I am not claiming I have all of the answers and I certainly have the luxury of not having all of the details about union contracts, future liabilities, etc., but it seems like there are a couple of things they could do to turn things around in the short term
1. Local Media Should Be Practicing Local SEO
Whenever I talk with a news organization I always ask them to imagine what would happen if someone like Shoemoney took over their brand. I don’t know SM personally, but I imagine he wouldn’t spend a lot of time cranking out the news. Big media brands like SPI have a lot of power in the search engines. In theory they could rank for any local search they want to, including very high value searches such as “seattle dui attorney” ($20+ CPC!). If I were them I would find someone who understands how to do local seo (hint, hint), launch a Seattle yellow pages and start ranking for some high value local terms.
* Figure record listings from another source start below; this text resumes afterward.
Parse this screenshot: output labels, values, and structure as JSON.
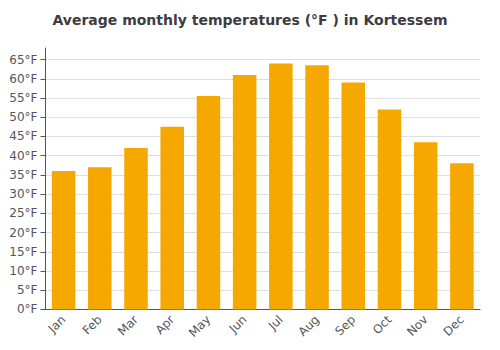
{
  "chart_data": {
    "type": "bar",
    "title": "Average monthly temperatures (°F ) in Kortessem",
    "categories": [
      "Jan",
      "Feb",
      "Mar",
      "Apr",
      "May",
      "Jun",
      "Jul",
      "Aug",
      "Sep",
      "Oct",
      "Nov",
      "Dec"
    ],
    "values": [
      36,
      37,
      42,
      47.5,
      55.5,
      61,
      64,
      63.5,
      59,
      52,
      43.5,
      38
    ],
    "color": "#F5A800",
    "ylim": [
      0,
      68
    ],
    "yticks": [
      {
        "value": 0,
        "label": "0°F"
      },
      {
        "value": 5,
        "label": "5°F"
      },
      {
        "value": 10,
        "label": "10°F"
      },
      {
        "value": 15,
        "label": "15°F"
      },
      {
        "value": 20,
        "label": "20°F"
      },
      {
        "value": 25,
        "label": "25°F"
      },
      {
        "value": 30,
        "label": "30°F"
      },
      {
        "value": 35,
        "label": "35°F"
      },
      {
        "value": 40,
        "label": "40°F"
      },
      {
        "value": 45,
        "label": "45°F"
      },
      {
        "value": 50,
        "label": "50°F"
      },
      {
        "value": 55,
        "label": "55°F"
      },
      {
        "value": 60,
        "label": "60°F"
      },
      {
        "value": 65,
        "label": "65°F"
      }
    ],
    "grid": true
  }
}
2. Turn The Paper Into a News Bazaar
I know a journalist who started a blog while working at a big paper. The paper never got behind it and wanted him to stop blogging. Instead he cut a deal where he left the paper and got to keep the blog in exchange for sharing the content with them. The blog became a big deal and now the paper has no ownership in it. I have all of the respect in the world for journalists and we need them to be motivated to go after the good stories v. the good $, but given the state of the industry it may be time for more of them to take control of their own destinies. There are a number of stories of bloggers who have been both successful and able to focus on “good” journalism (e.g. Talking Points Memo which broke the attorney general firing scandal). If you think of the SPI brand as a marketplace or Kapalıçarşı, seems to me there is a model where enterprising journalists/bloggers can lease out a booth (e.g. Real Estate, Autos, etc.) and have a financial arrangement with the paper based on performance. Sure there would have to be some quality oversight (or not?) but if writers are publishing like their jobs depended on it, perhaps we would get no worse than what we are getting today, and we might even get better stories, as entrepreneurial writers seek to differentiate themselves by upping the quality of their work.